Getty Images(Ed. Note: Welcome to the Puck Daddy 2013 summer project, the National Hockey League of Nations. We’ve recruited 30 writers/blogs to identify the best player in their favorite team’s history for each major nationality that creates the fabric of our beloved NHL: Canada, USA, Russia, Czech Republic, Slovakia, Sweden, Finland and The Rest of The World. It’s their criteria, as long as they can justify it. Read, debate and enjoy! If you want to do so on Twitter, it's #NHLoN.)
By Maple Leafs Hot Stove
Canada: Dave Keon
Dave Keon was a wonderful Maple Leaf for 15 seasons but may have been, if not the “best”, certainly the most complete all-around player in the NHL for a five-year period in the 1960s.
I would argue that between 1962 and 1967, no other player did more things well than the diminutive Leaf center. He was arguably the fastest skater in the league, and a peerless penalty-killer. Remarkably, he virtually never took a penalty himself, averaging maybe two minors a season throughout most of his career. He was strong on face-offs, but perhaps most importantly was often tasked with shutting down the best center on the opposing teams, a job he handled splendidly.
While not primarily a goal-scorer, his trademark was nonetheless scoring huge goals, including at playoff time. He won the Conn Smythe Trophy in the spring of ’67 when the underdog Leafs last won a Cup, but it’s difficult to imagine he would not have won it more often had that trophy been in existence when the Leafs ruled the NHL between 1962 and 1964. He was a relentless forechecker and while not known as a physical player in the conventional sense, he used angles so expertly that he led his team in ‘take-outs’ — whereby he eliminated the man who just had the puck from the play entirely — every season.

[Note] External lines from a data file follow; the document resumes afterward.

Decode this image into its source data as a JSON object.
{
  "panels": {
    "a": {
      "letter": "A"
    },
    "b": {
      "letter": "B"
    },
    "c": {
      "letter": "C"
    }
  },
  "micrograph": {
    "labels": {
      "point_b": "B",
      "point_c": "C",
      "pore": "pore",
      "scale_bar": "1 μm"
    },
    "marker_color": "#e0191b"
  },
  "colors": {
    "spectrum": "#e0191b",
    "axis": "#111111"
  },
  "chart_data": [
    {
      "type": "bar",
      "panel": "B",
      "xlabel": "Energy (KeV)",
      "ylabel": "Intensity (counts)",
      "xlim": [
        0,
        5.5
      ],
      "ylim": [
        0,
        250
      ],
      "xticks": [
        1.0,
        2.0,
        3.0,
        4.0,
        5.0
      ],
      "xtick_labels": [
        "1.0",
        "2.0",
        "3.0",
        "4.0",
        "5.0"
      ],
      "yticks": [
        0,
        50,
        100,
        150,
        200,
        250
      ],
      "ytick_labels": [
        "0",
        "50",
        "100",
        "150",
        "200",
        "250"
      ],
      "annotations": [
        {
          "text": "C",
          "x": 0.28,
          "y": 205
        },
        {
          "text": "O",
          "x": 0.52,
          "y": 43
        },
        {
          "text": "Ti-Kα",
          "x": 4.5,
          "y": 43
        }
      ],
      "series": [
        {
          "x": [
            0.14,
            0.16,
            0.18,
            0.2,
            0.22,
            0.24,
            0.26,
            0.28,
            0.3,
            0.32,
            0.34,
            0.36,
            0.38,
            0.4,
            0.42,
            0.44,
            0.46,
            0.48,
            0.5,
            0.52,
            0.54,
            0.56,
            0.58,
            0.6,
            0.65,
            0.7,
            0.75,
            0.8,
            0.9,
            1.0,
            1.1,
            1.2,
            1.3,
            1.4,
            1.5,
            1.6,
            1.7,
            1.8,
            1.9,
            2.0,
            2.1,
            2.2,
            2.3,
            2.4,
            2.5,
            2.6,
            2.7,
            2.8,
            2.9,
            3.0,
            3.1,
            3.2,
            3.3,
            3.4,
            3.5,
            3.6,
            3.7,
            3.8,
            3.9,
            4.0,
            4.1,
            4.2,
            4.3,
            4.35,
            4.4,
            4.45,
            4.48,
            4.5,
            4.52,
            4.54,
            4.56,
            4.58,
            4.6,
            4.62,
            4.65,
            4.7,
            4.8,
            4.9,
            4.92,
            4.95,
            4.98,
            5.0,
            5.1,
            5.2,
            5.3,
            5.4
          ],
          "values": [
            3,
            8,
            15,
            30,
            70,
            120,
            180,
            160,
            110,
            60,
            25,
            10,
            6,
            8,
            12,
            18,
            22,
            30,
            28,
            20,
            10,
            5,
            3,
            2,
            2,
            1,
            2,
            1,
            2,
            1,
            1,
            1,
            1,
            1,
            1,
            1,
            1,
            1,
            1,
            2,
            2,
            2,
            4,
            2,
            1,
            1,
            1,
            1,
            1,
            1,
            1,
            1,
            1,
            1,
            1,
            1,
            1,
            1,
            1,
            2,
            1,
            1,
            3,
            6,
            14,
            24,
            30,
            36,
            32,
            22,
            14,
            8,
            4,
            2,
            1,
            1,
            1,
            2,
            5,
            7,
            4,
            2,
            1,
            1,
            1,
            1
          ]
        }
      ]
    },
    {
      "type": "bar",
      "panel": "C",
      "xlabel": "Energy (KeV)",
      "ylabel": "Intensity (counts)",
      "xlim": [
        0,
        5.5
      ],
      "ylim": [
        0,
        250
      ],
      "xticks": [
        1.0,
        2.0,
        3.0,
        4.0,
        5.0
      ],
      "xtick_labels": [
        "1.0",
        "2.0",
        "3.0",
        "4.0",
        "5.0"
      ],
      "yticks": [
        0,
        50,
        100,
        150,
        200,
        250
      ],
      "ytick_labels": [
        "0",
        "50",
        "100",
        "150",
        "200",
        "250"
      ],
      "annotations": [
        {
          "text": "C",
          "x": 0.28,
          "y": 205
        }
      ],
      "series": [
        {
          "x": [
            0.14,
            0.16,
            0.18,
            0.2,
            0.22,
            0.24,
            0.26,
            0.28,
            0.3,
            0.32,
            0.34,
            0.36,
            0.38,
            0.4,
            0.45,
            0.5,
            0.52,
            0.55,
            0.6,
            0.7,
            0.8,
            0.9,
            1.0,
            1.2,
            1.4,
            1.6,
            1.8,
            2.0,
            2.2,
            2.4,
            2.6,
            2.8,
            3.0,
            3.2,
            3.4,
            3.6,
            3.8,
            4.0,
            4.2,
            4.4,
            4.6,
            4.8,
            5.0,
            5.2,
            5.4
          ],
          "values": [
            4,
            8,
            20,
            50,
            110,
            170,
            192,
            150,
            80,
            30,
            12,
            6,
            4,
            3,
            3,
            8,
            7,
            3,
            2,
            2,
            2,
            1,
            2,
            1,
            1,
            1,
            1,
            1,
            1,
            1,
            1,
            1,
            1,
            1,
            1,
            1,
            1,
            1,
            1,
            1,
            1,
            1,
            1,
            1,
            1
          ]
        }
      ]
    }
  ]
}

While I have many vivid memories of individual plays and moments involving Keon (his ‘hat trick’ in Game 7 of the 1964 semi-finals in Montreal, when the Leafs won 3-1 jumps to mind, along with his clinching markers in the last game of the ’63 and ’64 Cup finals against the Red Wings), what stands out most for me, even after all these years, was his consistency. Virtually every game was, for Keon, a carbon copy of the game that preceded it. He was that consistent in terms of quality, effort and determination. Having said that, I would still make the case that in big games and key moments, especially come playoff time, he somehow found an even higher gear.